Ted Sandak at Chow, which turns out big portions of family comfort food alongside lighter fare, admits that he hasn't really given the issue much thought; he exercises every day. But he doesn't think that many of his colleagues have heavy workout regimens. Or need to, necessarily.
"When you first start cooking ... you eat everything in sight," the chef says. "You want to taste everything, and then, after a while, you taste what you need to taste. You're around it all day, so you just taste little tiny bites. Generally, you don't really eat much -- you never really stop. The chefs I know all eat, like, once a day."
Chow has several health-conscious salad and pasta dishes that don't sacrifice flavor for reduced fat content, and they can precede a dessert that has a similar philosophy. If sugar at the end of the meal is mandatory, "always stick with a crisp or a cobbler," advises Sandak, who is currently offering apple and pear crisps. "Anytime you get eggs and cream involved, then you start packing it on."
LuLu chef Jared Doob says he, too, does a lot of tasting of his restaurant's hearty southern French food, which is served family style.

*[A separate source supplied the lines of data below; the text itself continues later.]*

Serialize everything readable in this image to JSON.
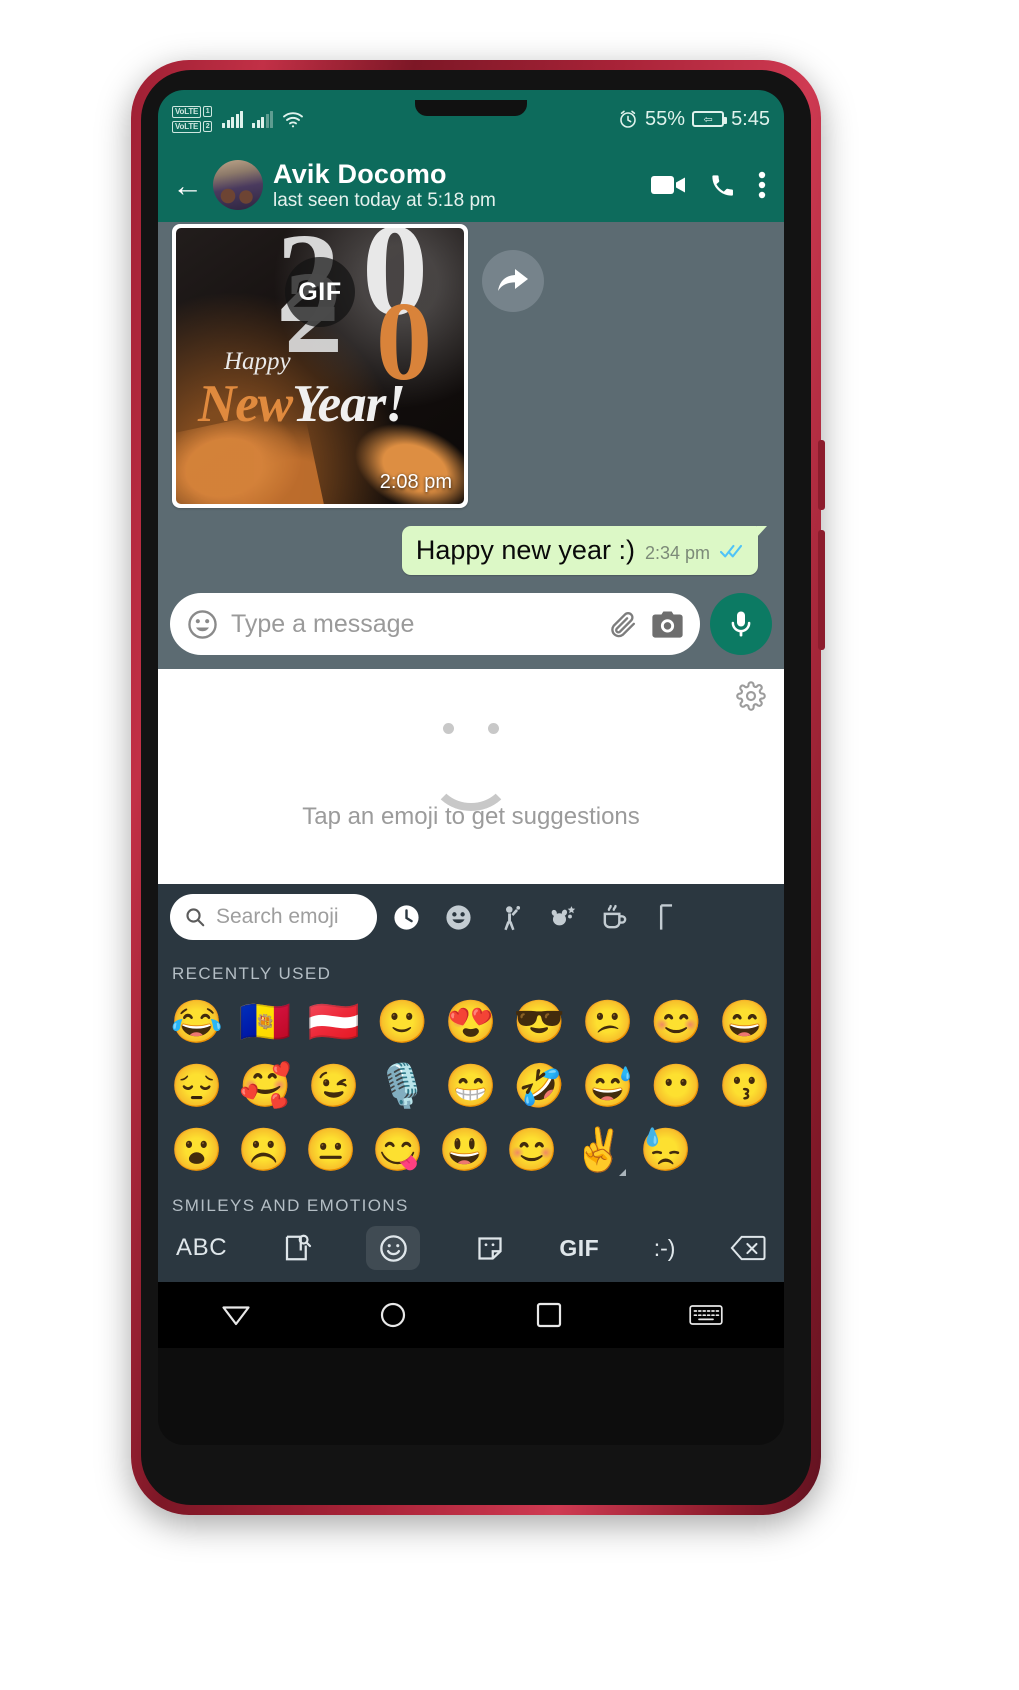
{
  "status_bar": {
    "volte_1": "VoLTE",
    "volte_1_num": "1",
    "volte_2": "VoLTE",
    "volte_2_num": "2",
    "battery_percent": "55%",
    "clock": "5:45",
    "alarm_icon": "alarm-clock-icon",
    "wifi_icon": "wifi-icon",
    "signal_icon": "signal-bars-icon"
  },
  "header": {
    "back_icon": "back-arrow-icon",
    "avatar": "contact-avatar",
    "contact_name": "Avik Docomo",
    "contact_status": "last seen today at 5:18 pm",
    "video_call_icon": "video-call-icon",
    "voice_call_icon": "phone-call-icon",
    "menu_icon": "overflow-menu-icon",
    "bg_color": "#0d6b5c"
  },
  "chat": {
    "background_color": "#5c6b72",
    "gif_message": {
      "badge": "GIF",
      "time": "2:08 pm",
      "art_happy": "Happy",
      "art_new": "New",
      "art_year": "Year!",
      "art_digit_2a": "2",
      "art_digit_0a": "0",
      "art_digit_2b": "2",
      "art_digit_0b": "0",
      "forward_icon": "forward-arrow-icon"
    },
    "outgoing_message": {
      "text": "Happy new year :)",
      "time": "2:34 pm",
      "ticks": "✓✓",
      "tick_color": "#4fc3f7",
      "bubble_color": "#dcf8c6"
    }
  },
  "input_bar": {
    "emoji_icon": "emoji-smiley-icon",
    "placeholder": "Type a message",
    "attach_icon": "paperclip-icon",
    "camera_icon": "camera-icon",
    "mic_icon": "microphone-icon",
    "mic_bg_color": "#0c7a63"
  },
  "suggestion_panel": {
    "text": "Tap an emoji to get suggestions",
    "gear_icon": "gear-icon",
    "face_icon": "smiley-outline-icon"
  },
  "emoji_keyboard": {
    "background_color": "#2b3740",
    "search_placeholder": "Search emoji",
    "search_icon": "search-icon",
    "categories": [
      {
        "name": "recent",
        "icon": "clock-icon",
        "active": true
      },
      {
        "name": "smileys",
        "icon": "smiley-icon",
        "active": false
      },
      {
        "name": "people",
        "icon": "person-waving-icon",
        "active": false
      },
      {
        "name": "animals-nature",
        "icon": "animal-plant-icon",
        "active": false
      },
      {
        "name": "food-drink",
        "icon": "coffee-cup-icon",
        "active": false
      },
      {
        "name": "activities",
        "icon": "activity-icon",
        "active": false
      }
    ],
    "section_recent": "RECENTLY USED",
    "section_smileys": "SMILEYS AND EMOTIONS",
    "rows": [
      [
        "😂",
        "🇦🇩",
        "🇦🇹",
        "🙂",
        "😍",
        "😎",
        "😕",
        "😊",
        "😄"
      ],
      [
        "😔",
        "🥰",
        "😉",
        "🎙️",
        "😁",
        "🤣",
        "😅",
        "😶",
        "😗"
      ],
      [
        "😮",
        "☹️",
        "😐",
        "😋",
        "😃",
        "😊",
        "✌️",
        "😓"
      ]
    ],
    "bottom_bar": {
      "abc_label": "ABC",
      "clipboard_icon": "clipboard-search-icon",
      "emoji_icon": "emoji-icon",
      "sticker_icon": "sticker-icon",
      "gif_label": "GIF",
      "kaomoji_label": ":-)",
      "backspace_icon": "backspace-icon"
    }
  },
  "nav_bar": {
    "back_icon": "nav-back-triangle-icon",
    "home_icon": "nav-home-circle-icon",
    "recents_icon": "nav-recents-square-icon",
    "keyboard_icon": "nav-keyboard-icon"
  }
}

So he ends up eating only one meal a day. "There's so much to get done in the kitchen that, if you're taking the time to actually sit down and eat, you're doing something wrong," he says.

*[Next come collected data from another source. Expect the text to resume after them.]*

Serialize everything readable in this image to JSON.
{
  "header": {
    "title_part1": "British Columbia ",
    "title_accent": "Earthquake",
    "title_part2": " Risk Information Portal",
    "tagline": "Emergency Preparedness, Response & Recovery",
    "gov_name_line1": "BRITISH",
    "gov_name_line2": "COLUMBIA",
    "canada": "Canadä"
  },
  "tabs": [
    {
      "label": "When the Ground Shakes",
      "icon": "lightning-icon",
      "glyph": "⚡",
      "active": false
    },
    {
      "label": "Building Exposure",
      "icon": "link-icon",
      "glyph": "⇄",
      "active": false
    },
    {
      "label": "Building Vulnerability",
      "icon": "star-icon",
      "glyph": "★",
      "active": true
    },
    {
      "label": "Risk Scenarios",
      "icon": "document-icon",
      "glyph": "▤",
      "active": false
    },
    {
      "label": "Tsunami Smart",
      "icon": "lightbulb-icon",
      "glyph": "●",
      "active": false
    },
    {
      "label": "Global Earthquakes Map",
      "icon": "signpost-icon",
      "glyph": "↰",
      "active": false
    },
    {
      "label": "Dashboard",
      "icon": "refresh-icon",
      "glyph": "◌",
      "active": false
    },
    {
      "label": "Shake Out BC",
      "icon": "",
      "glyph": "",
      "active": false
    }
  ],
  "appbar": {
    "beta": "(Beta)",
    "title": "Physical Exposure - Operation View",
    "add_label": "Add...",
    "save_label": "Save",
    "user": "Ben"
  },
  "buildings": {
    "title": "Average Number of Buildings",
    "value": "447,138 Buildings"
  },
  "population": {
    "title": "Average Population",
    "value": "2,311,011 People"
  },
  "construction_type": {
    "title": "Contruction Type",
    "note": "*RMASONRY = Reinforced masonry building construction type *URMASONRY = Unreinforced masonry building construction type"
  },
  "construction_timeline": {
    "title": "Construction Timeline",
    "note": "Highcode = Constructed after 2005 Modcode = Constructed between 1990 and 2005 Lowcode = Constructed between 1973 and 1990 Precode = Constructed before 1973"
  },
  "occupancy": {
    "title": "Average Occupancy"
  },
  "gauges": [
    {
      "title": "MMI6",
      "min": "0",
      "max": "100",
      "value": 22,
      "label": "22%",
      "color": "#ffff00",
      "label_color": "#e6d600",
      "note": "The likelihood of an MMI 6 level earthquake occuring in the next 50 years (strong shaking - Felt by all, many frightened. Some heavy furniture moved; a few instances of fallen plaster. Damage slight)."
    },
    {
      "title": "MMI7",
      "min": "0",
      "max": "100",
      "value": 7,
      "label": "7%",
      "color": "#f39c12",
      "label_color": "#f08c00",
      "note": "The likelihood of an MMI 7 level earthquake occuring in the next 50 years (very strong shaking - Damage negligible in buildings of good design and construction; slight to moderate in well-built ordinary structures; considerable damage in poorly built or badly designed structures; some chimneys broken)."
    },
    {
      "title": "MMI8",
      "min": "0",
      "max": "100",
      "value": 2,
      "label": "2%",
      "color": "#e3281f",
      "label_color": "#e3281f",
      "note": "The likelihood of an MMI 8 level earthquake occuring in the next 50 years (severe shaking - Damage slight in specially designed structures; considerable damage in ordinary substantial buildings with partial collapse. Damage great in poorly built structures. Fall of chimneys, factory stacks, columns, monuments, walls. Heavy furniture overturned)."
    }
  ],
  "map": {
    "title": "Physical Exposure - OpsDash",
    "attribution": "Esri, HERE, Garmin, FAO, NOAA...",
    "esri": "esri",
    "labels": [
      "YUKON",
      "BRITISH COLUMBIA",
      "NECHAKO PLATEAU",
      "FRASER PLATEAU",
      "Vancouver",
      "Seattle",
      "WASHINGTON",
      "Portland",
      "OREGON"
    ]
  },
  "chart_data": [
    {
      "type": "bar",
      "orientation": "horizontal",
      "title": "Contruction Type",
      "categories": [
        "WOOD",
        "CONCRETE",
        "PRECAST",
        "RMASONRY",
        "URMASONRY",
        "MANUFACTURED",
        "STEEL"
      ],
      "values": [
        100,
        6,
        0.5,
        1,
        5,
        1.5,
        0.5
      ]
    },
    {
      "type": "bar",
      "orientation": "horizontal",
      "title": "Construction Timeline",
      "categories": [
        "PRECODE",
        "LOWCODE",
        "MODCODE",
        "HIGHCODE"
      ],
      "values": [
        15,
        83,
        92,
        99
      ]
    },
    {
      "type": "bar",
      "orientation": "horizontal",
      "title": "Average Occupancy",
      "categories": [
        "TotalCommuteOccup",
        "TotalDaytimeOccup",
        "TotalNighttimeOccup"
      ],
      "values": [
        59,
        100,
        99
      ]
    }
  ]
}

Let's face it: It's the sweet stuff that is ultimately the hardest to give up after the holiday season food free-for-all. Fortunately, Marika Shimamoto Doob, pastry chef of Hawthorne Lane, knows better than to stick her nose in her mixing bowls and inhale her luscious creations all day. She mainly sticks to salads, and to basics. "You could call it the 'walk-in salad,'" she jokes. "It's a couple of different greens and arugula, organic carrots, mushrooms and celery, and I top it all with no oil and just soy and lime juice. It's funny, because the savory chefs are around their food all the time, so they want desserts, and it's the opposite for me. I always want vegetables!"

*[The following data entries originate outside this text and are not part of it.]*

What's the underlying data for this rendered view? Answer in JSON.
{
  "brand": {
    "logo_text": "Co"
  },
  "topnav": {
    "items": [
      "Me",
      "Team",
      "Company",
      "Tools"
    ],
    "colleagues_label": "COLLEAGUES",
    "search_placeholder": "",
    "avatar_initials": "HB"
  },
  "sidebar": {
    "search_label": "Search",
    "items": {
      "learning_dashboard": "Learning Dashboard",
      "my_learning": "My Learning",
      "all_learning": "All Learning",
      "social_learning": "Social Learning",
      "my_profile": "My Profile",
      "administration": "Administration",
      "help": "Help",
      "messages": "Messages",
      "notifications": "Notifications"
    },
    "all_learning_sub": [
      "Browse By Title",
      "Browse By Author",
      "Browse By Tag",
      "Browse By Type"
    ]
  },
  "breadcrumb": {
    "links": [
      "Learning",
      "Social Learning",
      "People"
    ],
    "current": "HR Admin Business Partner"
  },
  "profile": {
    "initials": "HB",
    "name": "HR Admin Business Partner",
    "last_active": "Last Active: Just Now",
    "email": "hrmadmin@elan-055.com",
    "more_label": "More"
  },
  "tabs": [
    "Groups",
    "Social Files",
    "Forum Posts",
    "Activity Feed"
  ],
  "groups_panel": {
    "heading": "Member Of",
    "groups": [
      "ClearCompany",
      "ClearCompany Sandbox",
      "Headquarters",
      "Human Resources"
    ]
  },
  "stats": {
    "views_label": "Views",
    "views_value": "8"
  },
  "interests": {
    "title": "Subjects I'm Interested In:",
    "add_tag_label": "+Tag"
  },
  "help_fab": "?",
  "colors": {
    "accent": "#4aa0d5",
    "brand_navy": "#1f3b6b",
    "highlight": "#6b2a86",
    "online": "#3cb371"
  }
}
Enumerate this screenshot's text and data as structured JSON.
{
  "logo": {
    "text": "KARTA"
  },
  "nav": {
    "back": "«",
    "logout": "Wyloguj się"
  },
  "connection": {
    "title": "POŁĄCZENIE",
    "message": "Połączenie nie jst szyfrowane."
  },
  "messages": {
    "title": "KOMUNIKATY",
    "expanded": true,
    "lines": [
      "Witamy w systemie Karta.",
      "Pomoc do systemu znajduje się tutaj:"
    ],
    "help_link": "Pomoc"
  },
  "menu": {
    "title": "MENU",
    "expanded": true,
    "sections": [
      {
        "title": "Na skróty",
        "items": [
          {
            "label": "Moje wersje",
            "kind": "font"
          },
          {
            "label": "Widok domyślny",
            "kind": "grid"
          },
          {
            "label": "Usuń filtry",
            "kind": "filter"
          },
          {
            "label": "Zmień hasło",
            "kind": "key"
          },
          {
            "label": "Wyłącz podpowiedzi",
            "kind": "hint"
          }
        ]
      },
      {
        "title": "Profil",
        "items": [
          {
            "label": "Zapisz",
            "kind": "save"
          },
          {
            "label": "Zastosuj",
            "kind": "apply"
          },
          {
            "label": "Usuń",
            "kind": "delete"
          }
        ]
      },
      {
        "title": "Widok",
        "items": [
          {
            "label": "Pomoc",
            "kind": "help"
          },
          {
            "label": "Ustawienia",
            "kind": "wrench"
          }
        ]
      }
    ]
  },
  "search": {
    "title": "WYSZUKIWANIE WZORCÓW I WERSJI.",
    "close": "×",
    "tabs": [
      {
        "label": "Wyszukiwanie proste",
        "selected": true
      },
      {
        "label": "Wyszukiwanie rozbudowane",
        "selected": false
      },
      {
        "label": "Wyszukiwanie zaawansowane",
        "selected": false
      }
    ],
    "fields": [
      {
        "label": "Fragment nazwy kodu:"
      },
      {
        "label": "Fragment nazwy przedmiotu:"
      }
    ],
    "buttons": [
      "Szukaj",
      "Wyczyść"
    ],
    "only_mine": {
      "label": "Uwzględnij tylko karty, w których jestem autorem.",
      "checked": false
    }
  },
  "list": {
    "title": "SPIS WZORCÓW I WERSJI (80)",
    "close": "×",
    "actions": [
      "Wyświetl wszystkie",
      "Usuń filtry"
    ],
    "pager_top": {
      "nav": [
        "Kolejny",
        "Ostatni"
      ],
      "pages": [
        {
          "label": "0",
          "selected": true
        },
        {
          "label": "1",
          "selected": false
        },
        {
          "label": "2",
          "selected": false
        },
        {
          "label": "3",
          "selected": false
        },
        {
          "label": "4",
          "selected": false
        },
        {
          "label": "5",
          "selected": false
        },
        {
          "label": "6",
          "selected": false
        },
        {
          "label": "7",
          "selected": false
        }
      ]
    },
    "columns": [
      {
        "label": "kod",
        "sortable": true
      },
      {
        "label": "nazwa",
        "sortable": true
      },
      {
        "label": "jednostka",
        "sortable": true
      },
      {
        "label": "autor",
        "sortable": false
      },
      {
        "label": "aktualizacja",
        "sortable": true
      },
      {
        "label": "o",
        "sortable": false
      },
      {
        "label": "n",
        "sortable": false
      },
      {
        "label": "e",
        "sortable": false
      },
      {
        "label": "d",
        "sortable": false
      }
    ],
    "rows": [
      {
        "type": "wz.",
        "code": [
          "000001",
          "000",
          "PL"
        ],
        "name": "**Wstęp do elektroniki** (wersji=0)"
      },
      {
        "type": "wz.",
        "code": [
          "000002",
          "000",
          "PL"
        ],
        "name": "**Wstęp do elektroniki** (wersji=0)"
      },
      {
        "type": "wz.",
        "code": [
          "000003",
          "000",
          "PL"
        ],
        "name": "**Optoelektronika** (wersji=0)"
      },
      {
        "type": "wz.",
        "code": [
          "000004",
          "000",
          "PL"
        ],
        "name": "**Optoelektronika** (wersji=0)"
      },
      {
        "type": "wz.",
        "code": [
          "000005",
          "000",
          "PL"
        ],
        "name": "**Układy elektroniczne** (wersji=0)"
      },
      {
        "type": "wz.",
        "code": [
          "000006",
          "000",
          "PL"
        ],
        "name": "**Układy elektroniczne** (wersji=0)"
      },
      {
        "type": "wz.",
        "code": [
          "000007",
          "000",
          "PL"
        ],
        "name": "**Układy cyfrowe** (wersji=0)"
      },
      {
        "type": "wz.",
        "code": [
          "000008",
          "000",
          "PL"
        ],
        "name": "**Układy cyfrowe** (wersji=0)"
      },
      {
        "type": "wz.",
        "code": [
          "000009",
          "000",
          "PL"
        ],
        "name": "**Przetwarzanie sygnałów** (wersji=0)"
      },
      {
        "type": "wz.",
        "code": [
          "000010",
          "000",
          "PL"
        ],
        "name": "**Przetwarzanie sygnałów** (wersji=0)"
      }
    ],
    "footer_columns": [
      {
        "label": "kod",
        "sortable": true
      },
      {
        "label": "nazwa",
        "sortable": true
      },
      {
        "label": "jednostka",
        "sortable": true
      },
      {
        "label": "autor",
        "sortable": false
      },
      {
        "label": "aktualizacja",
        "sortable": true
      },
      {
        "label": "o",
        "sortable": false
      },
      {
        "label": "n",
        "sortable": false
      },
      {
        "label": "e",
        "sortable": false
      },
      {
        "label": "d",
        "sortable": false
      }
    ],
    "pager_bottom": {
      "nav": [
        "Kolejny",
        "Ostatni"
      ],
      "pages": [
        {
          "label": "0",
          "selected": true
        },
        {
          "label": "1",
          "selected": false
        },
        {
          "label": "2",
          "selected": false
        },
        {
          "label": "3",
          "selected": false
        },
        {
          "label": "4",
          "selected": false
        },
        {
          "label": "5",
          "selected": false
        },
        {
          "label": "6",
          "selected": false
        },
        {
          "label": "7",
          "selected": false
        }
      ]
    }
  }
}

Over at top vegan restaurant Millennium, pastry chef Amy Pearce creates light dessert sampler plates like the one she calls "Sweet Endings" (currently, two cookies, two truffles, and a poached pear) to aid the cause of moderation. If restraint proves simply impossible, just follow Pearce's foolproof advice for a no-cal fill-up: "I just drink a ton of water, that's really my end-all cure for everything."
All the chefs emphasize that a patron needs to communicate if he or she is to eat out well and often, and still keep fit. It might seem that a lavish restaurant would not want to be bothered with substitutions or adjustments, but Fleur de Lys owner/chef Keller says he and his staff are happy to go out of their way to accommodate guests. "If you are on the Atkins diet, the South Beach diet, if you're a vegan (or anything else), just mention it to the waiter, and we'll take care of it," he says. "Our staff is really well trained in these directions."
"People who eat at LuLu and are on the Atkins diet often ask for extra meat and no potatoes," says Jared Doob. "And we also have lots of vegetarian options.
"There's always a way to look at something and ask for it without butter or something, too."